~Attention! It contains spoilers!~

Christopher Nolan’s films have this wonderful, interesting twist towards the end that makes you think about things. And mind challenging and thought provoking films are always nice to have.
When I first saw the trailer for Tenet, I instantly made a mind note to see it as soon as it comes out because it seemed that it will tick the “Another awesome Nolan film!” box. Well, for me it didn’t.
Let’s get this straight. The story itself it’s quite interesting, but I think that it’s not properly taken advantage of. In a way, it seems to be more of a bud, rather than a full bloomed flower. Let’s go through it a bit, shall we? :-)
First things first: it was too long for the tangled story it said. Waaay too long! 2.5h! Really?
For me personally, the name is very important. To put out a film in which the main character doesn’t have a proper name and even refers to himself as The Protagonist, is a bit bold. First of all, would you be in the corner of a person whose name you don’t know? I wouldn’t. Why the lack of a name? It’s got to be a very good reason for me to accept it. Even with an explanation at hand, it’s difficult to be on the side (or to acknowledge the leadership) of a nameless man. The Protagonist’s character is not well defined. He’s very… plain and all-knowingly. He seems to know things without being told, he understands things without having (or at least without us knowing he has) any proper former education about them, he doesn’t get shocked/surprised/fazed by anything, really. It makes me think: where’s his humanity? Where’s that bit of “growing the character”? This is also due to the fact that we don’t know anything about the character’s past and training. So we cannot see where he’s coming from and where he’s heading. If we cannot follow his journey, how can we empathize with him?
There are a lot of reviews saying that the music is too loud and the dialogue is too quiet. To be honest, I couldn’t really pinpoint this, as I watched it with subtitles, but I did have to pause, go back and read it again to understand. I didn’t understand the main explanation, though. When the Protagonist sees the reverse bullets for the first time and that lady says “you don’t have to understand”, I felt it was Nolan telling the viewer that line. It was a moment of epiphany: “Oh, so it was written to be understood. Oh, okay then.”
Despite being long, the action is not dragging, really. It’s the editing that gives headaches. They jump from one scene to another without explanations where you are and why and what’s the character doing there. When the Protagonist first learns about the inverted entropy, he is told that he has to drop the bullet to be able to get it back in his hand, but we are not shown that he had dropped it in the first place. Also, he uses a lead glove to manipulate the bullet, but afterwards, he doesn’t really need any lead glove to do anything related to inverted materials. Why?
The mechanism of the algorithm is not really explained – if it was really that dangerous as they say, why don’t we get more info on it? I get it. It’s because we have to follow the struggles of the Protagonist, but he really doesn’t have too many, does he? He knows a lot, nothing frightens him etc etc.
The “tenet sign’ is used only 3 times or so and yet it’s literally the title of the movie. What’s that all about? It didn’t really open too many doors for him as it was promised… Why bother adding that detail in the first place?

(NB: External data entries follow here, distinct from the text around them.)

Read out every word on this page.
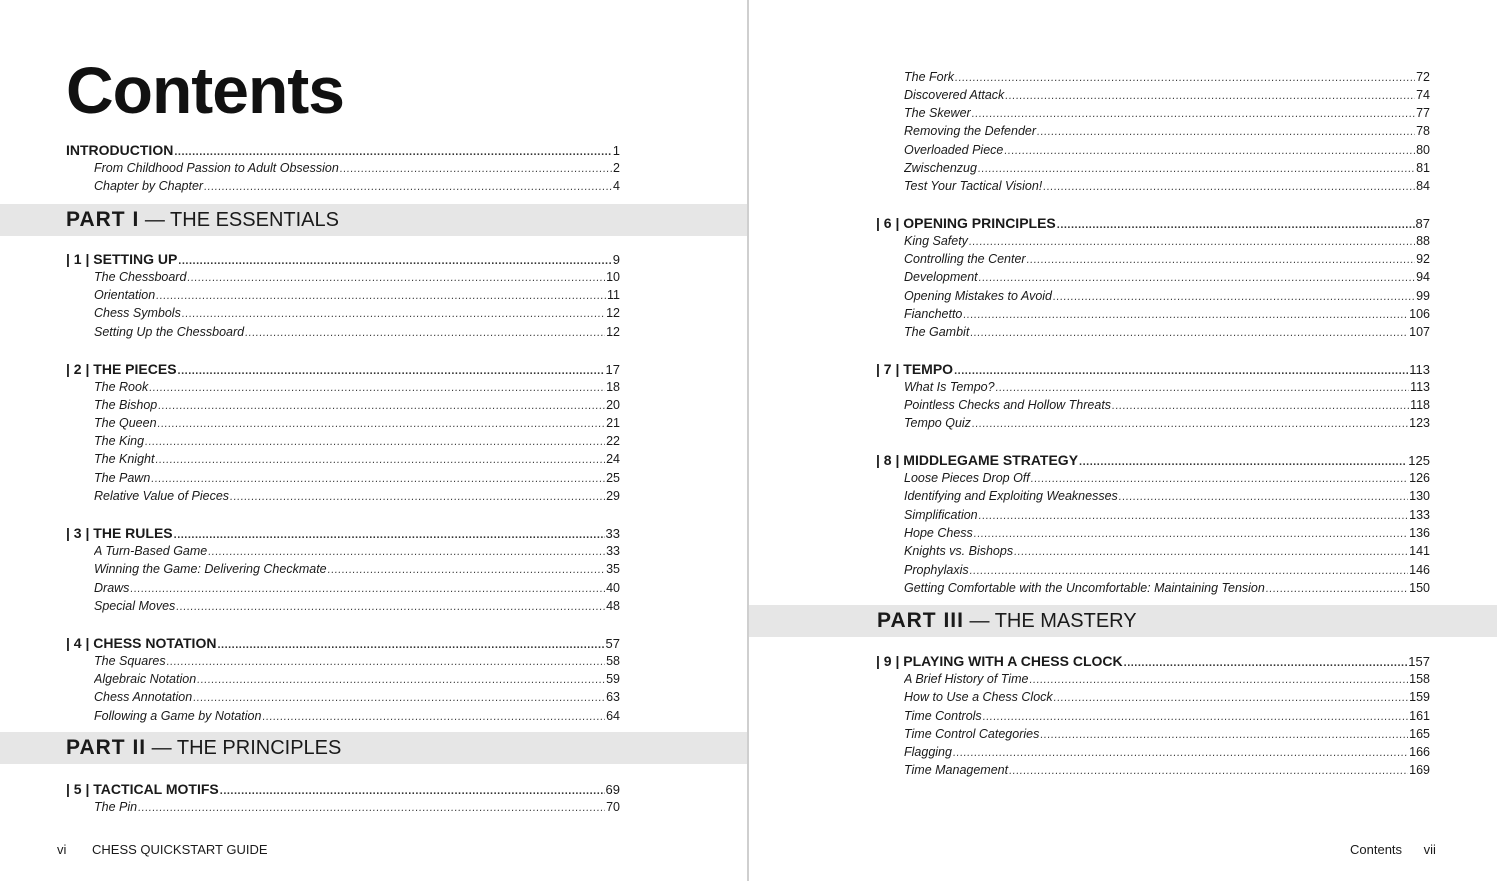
Contents
INTRODUCTION .....	1
From Childhood Passion to Adult Obsession .....	2
Chapter by Chapter .....	4
| 1 | SETTING UP .....	9
The Chessboard .....	10
Orientation .....	11
Chess Symbols .....	12
Setting Up the Chessboard .....	12
| 2 | THE PIECES .....	17
The Rook .....	18
The Bishop .....	20
The Queen .....	21
The King .....	22
The Knight .....	24
The Pawn .....	25
Relative Value of Pieces .....	29
| 3 | THE RULES .....	33
A Turn-Based Game .....	33
Winning the Game: Delivering Checkmate .....	35
Draws .....	40
Special Moves .....	48
| 4 | CHESS NOTATION .....	57
The Squares .....	58
Algebraic Notation .....	59
Chess Annotation .....	63
Following a Game by Notation .....	64
| 5 | TACTICAL MOTIFS .....	69
The Pin .....	70
PART I — THE ESSENTIALS
PART II — THE PRINCIPLES
vi CHESS QUICKSTART GUIDE
The Fork .....	72
Discovered Attack .....	74
The Skewer .....	77
Removing the Defender .....	78
Overloaded Piece .....	80
Zwischenzug .....	81
Test Your Tactical Vision! .....	84
| 6 | OPENING PRINCIPLES .....	87
King Safety .....	88
Controlling the Center .....	92
Development .....	94
Opening Mistakes to Avoid .....	99
Fianchetto .....	106
The Gambit .....	107
| 7 | TEMPO .....	113
What Is Tempo? .....	113
Pointless Checks and Hollow Threats .....	118
Tempo Quiz .....	123
| 8 | MIDDLEGAME STRATEGY .....	125
Loose Pieces Drop Off .....	126
Identifying and Exploiting Weaknesses .....	130
Simplification .....	133
Hope Chess .....	136
Knights vs. Bishops .....	141
Prophylaxis .....	146
Getting Comfortable with the Uncomfortable: Maintaining Tension .....	150
| 9 | PLAYING WITH A CHESS CLOCK .....	157
A Brief History of Time .....	158
How to Use a Chess Clock .....	159
Time Controls .....	161
Time Control Categories .....	165
Flagging .....	166
Time Management .....	169
PART III — THE MASTERY
Contents vii
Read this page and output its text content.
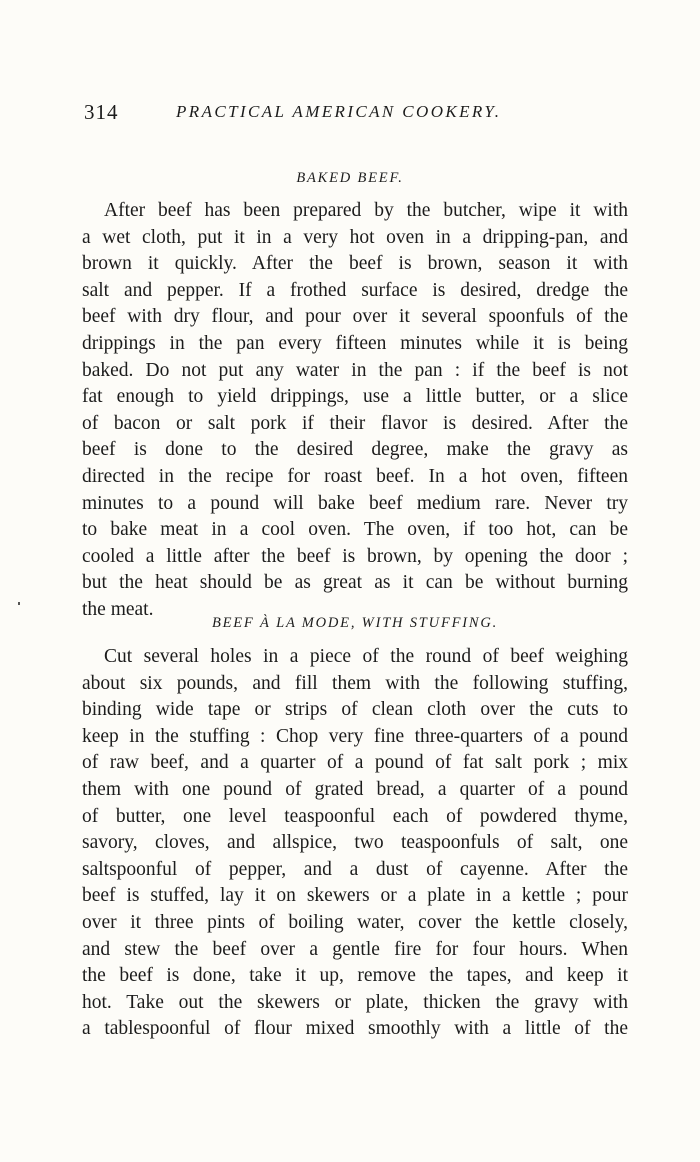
314	PRACTICAL AMERICAN COOKERY.
BAKED BEEF.
After beef has been prepared by the butcher, wipe it with
a wet cloth, put it in a very hot oven in a dripping-pan, and
brown it quickly. After the beef is brown, season it with
salt and pepper. If a frothed surface is desired, dredge the
beef with dry flour, and pour over it several spoonfuls of the
drippings in the pan every fifteen minutes while it is being
baked. Do not put any water in the pan : if the beef is not
fat enough to yield drippings, use a little butter, or a slice
of bacon or salt pork if their flavor is desired. After the
beef is done to the desired degree, make the gravy as
directed in the recipe for roast beef. In a hot oven, fifteen
minutes to a pound will bake beef medium rare. Never try
to bake meat in a cool oven. The oven, if too hot, can be
cooled a little after the beef is brown, by opening the door ;
but the heat should be as great as it can be without burning
the meat.
BEEF À LA MODE, WITH STUFFING.
Cut several holes in a piece of the round of beef weighing
about six pounds, and fill them with the following stuffing,
binding wide tape or strips of clean cloth over the cuts to
keep in the stuffing : Chop very fine three-quarters of a pound
of raw beef, and a quarter of a pound of fat salt pork ; mix
them with one pound of grated bread, a quarter of a pound
of butter, one level teaspoonful each of powdered thyme,
savory, cloves, and allspice, two teaspoonfuls of salt, one
saltspoonful of pepper, and a dust of cayenne. After the
beef is stuffed, lay it on skewers or a plate in a kettle ; pour
over it three pints of boiling water, cover the kettle closely,
and stew the beef over a gentle fire for four hours. When
the beef is done, take it up, remove the tapes, and keep it
hot. Take out the skewers or plate, thicken the gravy with
a tablespoonful of flour mixed smoothly with a little of the
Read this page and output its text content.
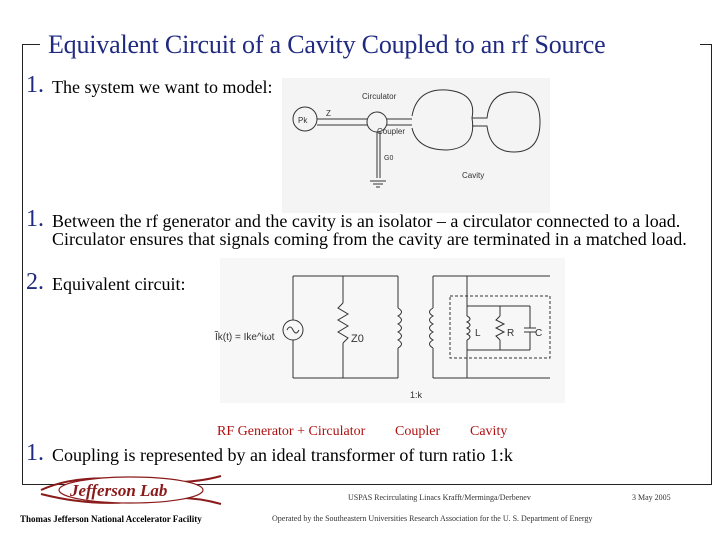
Equivalent Circuit of a Cavity Coupled to an rf Source
1. The system we want to model:
Pk
Z
Circulator
Coupler
G0
Cavity
1. Between the rf generator and the cavity is an isolator – a circulator connected to a load. Circulator ensures that signals coming from the cavity are terminated in a matched load.
2. Equivalent circuit:
Ĩk(t) = Ike^iωt	Z0	L	R C
1:k
RF Generator + Circulator Coupler Cavity
1. Coupling is represented by an ideal transformer of turn ratio 1:k
Jefferson Lab	USPAS Recirculating Linacs Krafft/Merminga/Derbenev	3 May 2005
Thomas Jefferson National Accelerator Facility	Operated by the Southeastern Universities Research Association for the U. S. Department of Energy
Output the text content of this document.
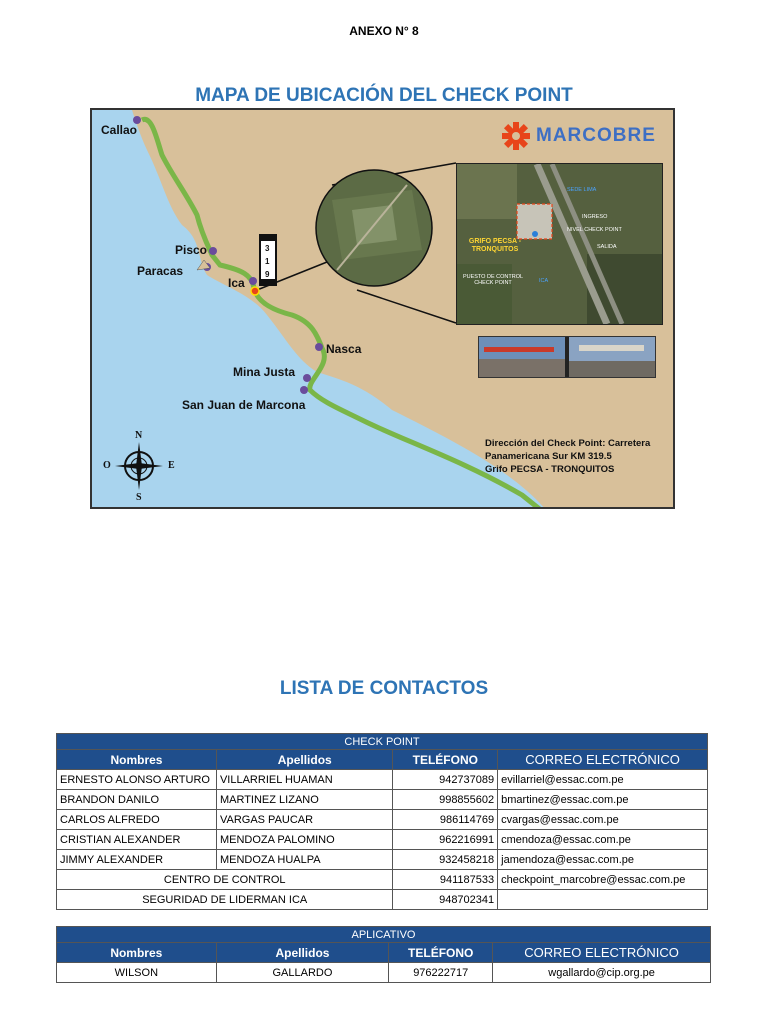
ANEXO N° 8
MAPA DE UBICACIÓN DEL CHECK POINT
3
1
9
Callao
Pisco
Paracas
Ica
Nasca
Mina Justa
San Juan de Marcona
MARCOBRE
SEDE LIMA
INGRESO
NIVEL CHECK POINT
SALIDA
GRIFO PECSA - TRONQUITOS
PUESTO DE CONTROL CHECK POINT	ICA
Dirección del Check Point: Carretera
Panamericana Sur KM 319.5
Grifo PECSA - TRONQUITOS
N
S
O	E
LISTA DE CONTACTOS
CHECK POINT			
Nombres	Apellidos	TELÉFONO	CORREO ELECTRÓNICO
ERNESTO ALONSO ARTURO	VILLARRIEL HUAMAN	942737089	evillarriel@essac.com.pe
BRANDON DANILO	MARTINEZ LIZANO	998855602	bmartinez@essac.com.pe
CARLOS ALFREDO	VARGAS PAUCAR	986114769	cvargas@essac.com.pe
CRISTIAN ALEXANDER	MENDOZA PALOMINO	962216991	cmendoza@essac.com.pe
JIMMY ALEXANDER	MENDOZA HUALPA	932458218	jamendoza@essac.com.pe
CENTRO DE CONTROL		941187533	checkpoint_marcobre@essac.com.pe
SEGURIDAD DE LIDERMAN ICA		948702341	
APLICATIVO			
Nombres	Apellidos	TELÉFONO	CORREO ELECTRÓNICO
WILSON	GALLARDO	976222717	wgallardo@cip.org.pe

It’s almost impossible to get over the lack of explanations, to be honest. Let me explain :) (pun intended). The movie is set in our reality, and then the normal course of events is disrupted when something unusual takes place. That means that all the rules that govern our reality are in place, but there are some that are bent by the unusual events, right? That’s all jolly good, however! We are not told what are the consequences of the bent rules. They get in that reversing machine-device-thingy (we don’t know how the good guys know how it works! They just do…) and walk back in time, changing stuff, but we don’t get to see how the changed past influences the future. The paradox is that in the climax, Kat kills Sator while she was in the past and this should have had huge repercussions in the present, where the Protagonist and Neil have to get the algorithm from the cave. And yet, no repercussions at all. Nothing is changed. Business as usual. Why? Where’s the threat if the offender died in the past??
Last, but not least (there are so many things that I can’t possibly keep counting them!), all the actors, apart from the character of Sator, were poorly chosen. The Protagonist cannot get his act to what it was required for the role. To be fair, I haven’t seen him in any other movie before, but he doesn’t live up to his dad’s charisma and acting. The female character is not attractive at all, in my opinion. I mean, if I were Sator, I wouldn’t think she is that irreplaceable, but hey! You cannot argue about someone’s taste in women. Definitely not a fictional character :-)
Alright, that’s about it for now. It’s a messy review, but to be brutally honest, it was a messy movie. Definitely not one I would recommend. I rated it a 5 on IMDb.